Attorneys are making more and more use of social media as part of their marketing campaign. Sam has been very successful with his social media campaign and other entrepreneurial attorneys should follow his blueprint. With that blueprint in mind, put in extra effort to maximize your results.
Creating a legal blog is a great way to create a honeypot for potential clients and to publicize your knowledge of an area of the law. As noted in my previous post, content is by far the most important aspect of a legal blog. Your posts should provide valuable knowledge to readers and make them eager to come back for more. If you want to talk about what you had for lunch, save that for the your personal Facebook page.
Maintaining a blog can become a second job. At the same time, numbers do not lie: doubling the frequently of posts generally results in an upswing in traffic. For the past few months, I have been developing a website and blog devoted to elder law and related issues. Over the last month, I have committed to writing two posts a week and traffic has increased considerably.

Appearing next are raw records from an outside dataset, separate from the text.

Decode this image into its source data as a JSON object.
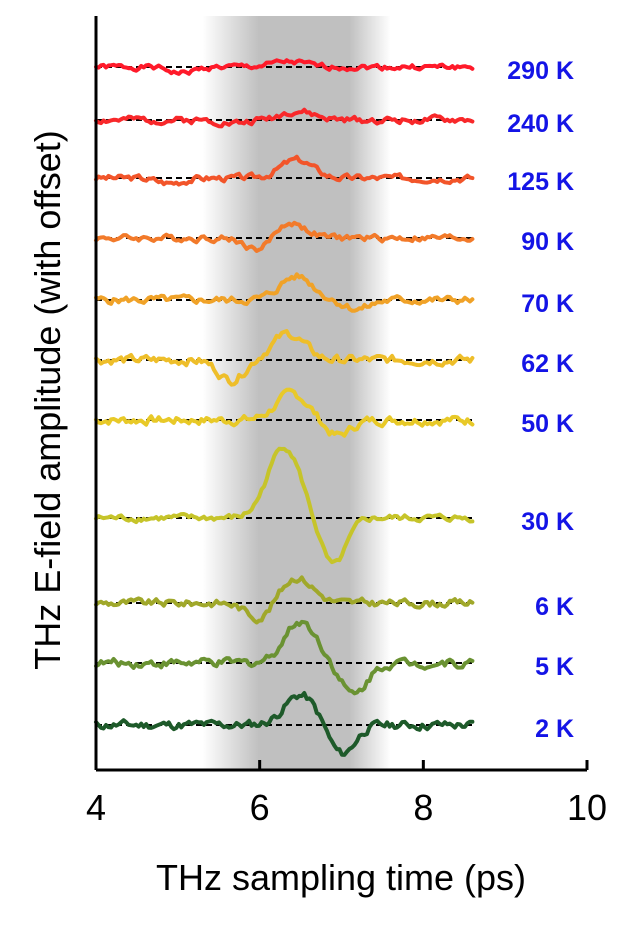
{
  "chart_data": {
    "type": "line",
    "xlabel": "THz sampling time (ps)",
    "ylabel": "THz E-field amplitude (with offset)",
    "xlim": [
      4,
      10
    ],
    "xticks": [
      "4",
      "6",
      "8",
      "10"
    ],
    "x_tick_values": [
      4,
      6,
      8,
      10
    ],
    "yticks": false,
    "grid": false,
    "legend": "none",
    "label_color": "#1414e6",
    "shaded_band": {
      "x_start": 5.3,
      "x_end": 7.6,
      "core_start": 6.0,
      "core_end": 7.1,
      "color": "#c0c0c0"
    },
    "offset_line_style": "dashed",
    "series": [
      {
        "label": "290 K",
        "offset": 67,
        "color": "#ff1a2a",
        "peak_x": 6.35,
        "peak_amp": 5,
        "dip_x": 5.05,
        "dip_amp": -6,
        "noise": 5,
        "seed": 1
      },
      {
        "label": "240 K",
        "offset": 120,
        "color": "#f8282a",
        "peak_x": 6.45,
        "peak_amp": 9,
        "dip_x": 5.7,
        "dip_amp": -3,
        "noise": 6,
        "seed": 2
      },
      {
        "label": "125 K",
        "offset": 178,
        "color": "#f2552a",
        "peak_x": 6.45,
        "peak_amp": 18,
        "dip_x": 4.9,
        "dip_amp": -5,
        "noise": 6,
        "seed": 3
      },
      {
        "label": "90 K",
        "offset": 238,
        "color": "#f27a2a",
        "peak_x": 6.35,
        "peak_amp": 16,
        "dip_x": 6.0,
        "dip_amp": -14,
        "noise": 6,
        "seed": 4
      },
      {
        "label": "70 K",
        "offset": 300,
        "color": "#f0a228",
        "peak_x": 6.45,
        "peak_amp": 24,
        "dip_x": 7.2,
        "dip_amp": -9,
        "noise": 7,
        "seed": 5
      },
      {
        "label": "62 K",
        "offset": 360,
        "color": "#eebe2a",
        "peak_x": 6.35,
        "peak_amp": 26,
        "dip_x": 5.65,
        "dip_amp": -20,
        "noise": 8,
        "seed": 6
      },
      {
        "label": "50 K",
        "offset": 420,
        "color": "#e8c928",
        "peak_x": 6.4,
        "peak_amp": 26,
        "dip_x": 6.95,
        "dip_amp": -16,
        "noise": 8,
        "seed": 7
      },
      {
        "label": "30 K",
        "offset": 518,
        "color": "#c6c42a",
        "peak_x": 6.3,
        "peak_amp": 72,
        "dip_x": 6.9,
        "dip_amp": -48,
        "noise": 6,
        "seed": 8
      },
      {
        "label": "6 K",
        "offset": 603,
        "color": "#a0a82a",
        "peak_x": 6.45,
        "peak_amp": 26,
        "dip_x": 6.0,
        "dip_amp": -16,
        "noise": 7,
        "seed": 9
      },
      {
        "label": "5 K",
        "offset": 663,
        "color": "#6a9232",
        "peak_x": 6.5,
        "peak_amp": 42,
        "dip_x": 7.15,
        "dip_amp": -32,
        "noise": 8,
        "seed": 10
      },
      {
        "label": "2 K",
        "offset": 725,
        "color": "#1e5a2a",
        "peak_x": 6.5,
        "peak_amp": 30,
        "dip_x": 7.0,
        "dip_amp": -30,
        "noise": 8,
        "seed": 11
      }
    ]
  }
}
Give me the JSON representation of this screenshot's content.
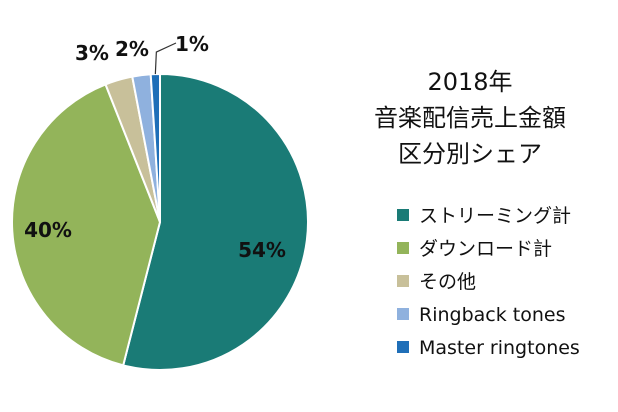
{
  "chart_data": {
    "type": "pie",
    "title_lines": [
      "2018年",
      "音楽配信売上金額",
      "区分別シェア"
    ],
    "legend_position": "right",
    "slices": [
      {
        "label": "ストリーミング計",
        "value": 54,
        "value_label": "54%",
        "color": "#1a7b76"
      },
      {
        "label": "ダウンロード計",
        "value": 40,
        "value_label": "40%",
        "color": "#93b45a"
      },
      {
        "label": "その他",
        "value": 3,
        "value_label": "3%",
        "color": "#c8c09a"
      },
      {
        "label": "Ringback tones",
        "value": 2,
        "value_label": "2%",
        "color": "#8fb1de"
      },
      {
        "label": "Master ringtones",
        "value": 1,
        "value_label": "1%",
        "color": "#1f6fb8"
      }
    ]
  }
}
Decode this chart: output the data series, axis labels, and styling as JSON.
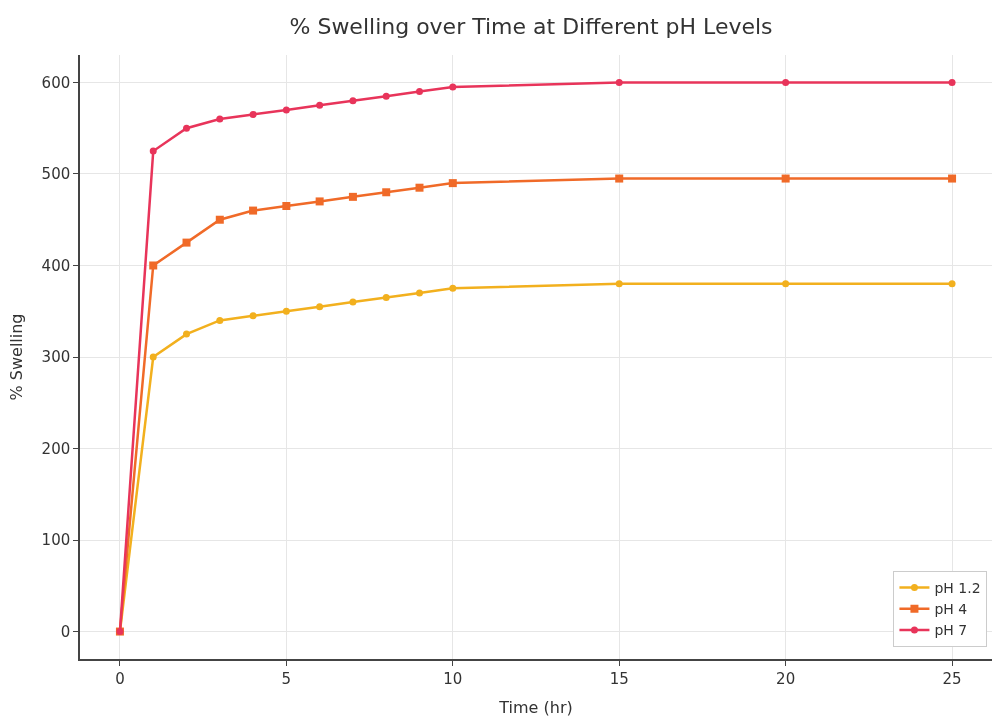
{
  "chart_data": {
    "type": "line",
    "title": "% Swelling over Time at Different pH Levels",
    "xlabel": "Time (hr)",
    "ylabel": "% Swelling",
    "x": [
      0,
      1,
      2,
      3,
      4,
      5,
      6,
      7,
      8,
      9,
      10,
      15,
      20,
      25
    ],
    "series": [
      {
        "name": "pH 1.2",
        "color": "#f2b01e",
        "marker": "circle",
        "values": [
          0,
          300,
          325,
          340,
          345,
          350,
          355,
          360,
          365,
          370,
          375,
          380,
          380,
          380
        ]
      },
      {
        "name": "pH 4",
        "color": "#f06a28",
        "marker": "square",
        "values": [
          0,
          400,
          425,
          450,
          460,
          465,
          470,
          475,
          480,
          485,
          490,
          495,
          495,
          495
        ]
      },
      {
        "name": "pH 7",
        "color": "#e8345a",
        "marker": "circle",
        "values": [
          0,
          525,
          550,
          560,
          565,
          570,
          575,
          580,
          585,
          590,
          595,
          600,
          600,
          600
        ]
      }
    ],
    "xlim": [
      -1.2,
      26.2
    ],
    "xticks": [
      0,
      5,
      10,
      15,
      20,
      25
    ],
    "ylim": [
      -30,
      630
    ],
    "yticks": [
      0,
      100,
      200,
      300,
      400,
      500,
      600
    ],
    "grid": true,
    "legend": "bottom right",
    "line_style": "solid"
  }
}
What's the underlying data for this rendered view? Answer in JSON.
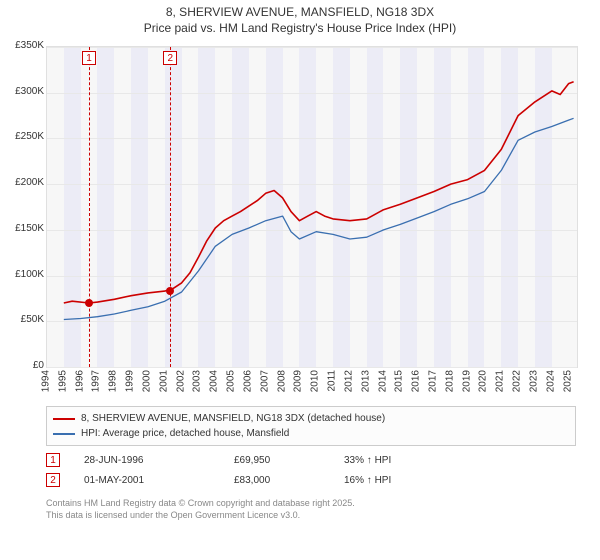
{
  "title_line1": "8, SHERVIEW AVENUE, MANSFIELD, NG18 3DX",
  "title_line2": "Price paid vs. HM Land Registry's House Price Index (HPI)",
  "chart": {
    "type": "line",
    "background_color": "#f7f7f7",
    "grid_color": "#e8e8e8",
    "band_color": "#ececf6",
    "x_start": 1994,
    "x_end": 2025.5,
    "xticks": [
      1994,
      1995,
      1996,
      1997,
      1998,
      1999,
      2000,
      2001,
      2002,
      2003,
      2004,
      2005,
      2006,
      2007,
      2008,
      2009,
      2010,
      2011,
      2012,
      2013,
      2014,
      2015,
      2016,
      2017,
      2018,
      2019,
      2020,
      2021,
      2022,
      2023,
      2024,
      2025
    ],
    "ylim": [
      0,
      350000
    ],
    "ytick_step": 50000,
    "ytick_labels": [
      "£0",
      "£50K",
      "£100K",
      "£150K",
      "£200K",
      "£250K",
      "£300K",
      "£350K"
    ],
    "tick_fontsize": 10,
    "series": [
      {
        "name": "price_paid",
        "label": "8, SHERVIEW AVENUE, MANSFIELD, NG18 3DX (detached house)",
        "color": "#cc0000",
        "line_width": 1.6,
        "x": [
          1995,
          1995.5,
          1996.5,
          1997,
          1998,
          1999,
          2000,
          2001,
          2001.5,
          2002,
          2002.5,
          2003,
          2003.5,
          2004,
          2004.5,
          2005,
          2005.5,
          2006,
          2006.5,
          2007,
          2007.5,
          2008,
          2008.5,
          2009,
          2009.5,
          2010,
          2010.5,
          2011,
          2012,
          2013,
          2014,
          2015,
          2016,
          2017,
          2018,
          2019,
          2020,
          2021,
          2022,
          2023,
          2024,
          2024.5,
          2025,
          2025.3
        ],
        "y": [
          70000,
          72000,
          69950,
          71000,
          74000,
          78000,
          81000,
          83000,
          86000,
          92000,
          103000,
          120000,
          138000,
          152000,
          160000,
          165000,
          170000,
          176000,
          182000,
          190000,
          193000,
          185000,
          170000,
          160000,
          165000,
          170000,
          165000,
          162000,
          160000,
          162000,
          172000,
          178000,
          185000,
          192000,
          200000,
          205000,
          215000,
          238000,
          275000,
          290000,
          302000,
          298000,
          310000,
          312000
        ]
      },
      {
        "name": "hpi",
        "label": "HPI: Average price, detached house, Mansfield",
        "color": "#3a6fb0",
        "line_width": 1.3,
        "x": [
          1995,
          1996,
          1997,
          1998,
          1999,
          2000,
          2001,
          2002,
          2003,
          2004,
          2005,
          2006,
          2007,
          2008,
          2008.5,
          2009,
          2010,
          2011,
          2012,
          2013,
          2014,
          2015,
          2016,
          2017,
          2018,
          2019,
          2020,
          2021,
          2022,
          2023,
          2024,
          2025,
          2025.3
        ],
        "y": [
          52000,
          53000,
          55000,
          58000,
          62000,
          66000,
          72000,
          82000,
          105000,
          132000,
          145000,
          152000,
          160000,
          165000,
          148000,
          140000,
          148000,
          145000,
          140000,
          142000,
          150000,
          156000,
          163000,
          170000,
          178000,
          184000,
          192000,
          215000,
          248000,
          257000,
          263000,
          270000,
          272000
        ]
      }
    ],
    "sale_markers": {
      "color": "#cc0000",
      "marker_size": 8,
      "items": [
        {
          "idx": "1",
          "x": 1996.5,
          "y": 69950
        },
        {
          "idx": "2",
          "x": 2001.33,
          "y": 83000
        }
      ]
    }
  },
  "legend": {
    "border_color": "#cccccc",
    "fontsize": 10
  },
  "sales": [
    {
      "idx": "1",
      "date": "28-JUN-1996",
      "price": "£69,950",
      "delta_pct": "33%",
      "delta_dir": "up",
      "delta_label": "HPI"
    },
    {
      "idx": "2",
      "date": "01-MAY-2001",
      "price": "£83,000",
      "delta_pct": "16%",
      "delta_dir": "up",
      "delta_label": "HPI"
    }
  ],
  "footnote_line1": "Contains HM Land Registry data © Crown copyright and database right 2025.",
  "footnote_line2": "This data is licensed under the Open Government Licence v3.0."
}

If you are worried about coming up with new content, or have become bored, there are a number of ways to reignite your blog. One of the reasons Lawyerist is well-read is the number of contributors. If you know other attorneys in your practice area, ask them to write a guest post on a particular topic. Their post is good publicity for both your blog, and their own practice.
Lawyerist contributors are fairly opinionated about the merits of using Twitter. Some think it has little value, while others feel it is a great tool that can help you network with other local attorneys. I think Twitter is so easy to use that you should use it once or twice a day (or more). You can link your legal blog to Twitter so that every new post is automatically tweeted. People reading your blog on the internet and people searching on Twitter are sometimes different audiences. With automatic tweets, you can reach diverse audiences with very little effort.
Along with automatic tweets, provide your twitter followers with something extra. Tweet a link to a worthwhile article in the New York Times, or another lawyer’s blog. While this is not as ideal as directing traffic to your own site, it still gives people a reason extra incentive to follow you on Twitter.
Be careful, however, at over exposure on Twitter. The 140 character limit can make it easy to get carried away and over tweet. Never forget that content, above all, is the most important aspect of social media campaigning. A recent experiment noted that adding tweeting more often, with the same type of content, had little impact on traffic.
Use Google Analytics to track visits to your website or your blog. Every audience is different, but for the most part, traffic to your blog or website will die down over the weekend. For my site, I try and avoid new posts on Saturday and Sunday. By the time any twitter or RSS followers return to the internet on Monday morning, my posts are cluttered with everything else. Same thing with Monday morning and Friday afternoons, two times when people are generally prepping for the week, or wrapping it up.
Obviously, you cannot assume that every post or Tweet is of similar quality. That aside, experiment with when you post new material to maximize exposure and impact. Like every other marketing technique, your social media campaign needs purpose, direction, and solid content, to be successful.